The growing prominence of companies like BlackRock in the crypto world also flies in the face of the renegade industry’s initial promise of providing an alternative to traditional financial giants.

“There is so much irony and hypocrisy,” said John Stark, a former SEC official and longtime crypto critic.

In his statement Wednesday, Mr. Gensler said the court’s August ruling made approving ETFs “the most sustainable path forward.” But he said the decision “should in no way” indicate that the SEC was prepared to authorize similar products related to other cryptocurrencies. He called Bitcoin a “speculative and volatile asset” used in money laundering, terrorist financing and other crimes.

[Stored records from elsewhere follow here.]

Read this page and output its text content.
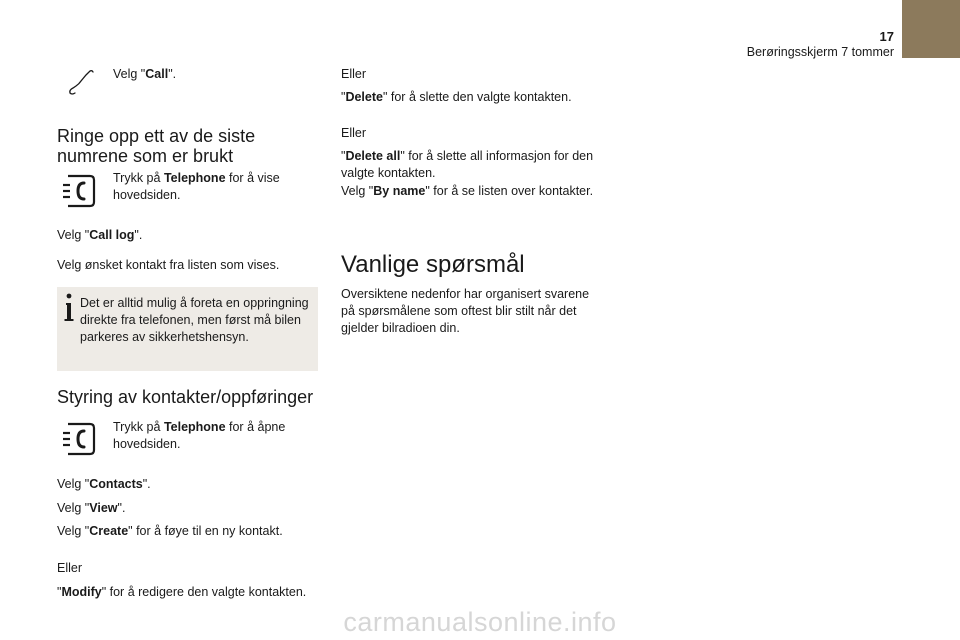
17
Berøringsskjerm 7 tommer

Velg "Call".

Ringe opp ett av de siste numrene som er brukt

Trykk på Telephone for å vise hovedsiden.

Velg "Call log".

Velg ønsket kontakt fra listen som vises.

Det er alltid mulig å foreta en oppringning direkte fra telefonen, men først må bilen parkeres av sikkerhetshensyn.

Styring av kontakter/oppføringer

Trykk på Telephone for å åpne hovedsiden.

Velg "Contacts".

Velg "View".

Velg "Create" for å føye til en ny kontakt.

Eller

"Modify" for å redigere den valgte kontakten.

Eller

"Delete" for å slette den valgte kontakten.

Eller

"Delete all" for å slette all informasjon for den valgte kontakten.

Velg "By name" for å se listen over kontakter.

Vanlige spørsmål

Oversiktene nedenfor har organisert svarene på spørsmålene som oftest blir stilt når det gjelder bilradioen din.

carmanualsonline.info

Still, the industry celebrated.

“Today will go down in crypto history,” Richard Teng, chief executive of Binance, the world’s largest crypto company, job on X.

Brad Garlinghouse, chief executive of crypto company Ripple, said on X that “the importance of this moment cannot be overstated.” He added: “The news today is an increased legitimization of crypto as an asset class. »

Companies licensed to offer Bitcoin ETFs – which also include Grayscale, Franklin Templeton and several others – have already started competing for customers. Some of them this week adjusted the management fees they plan to charge for Bitcoin ETFs, aiming to reduce competition. BlackRock lowered its fees from 0.3% to 0.25%.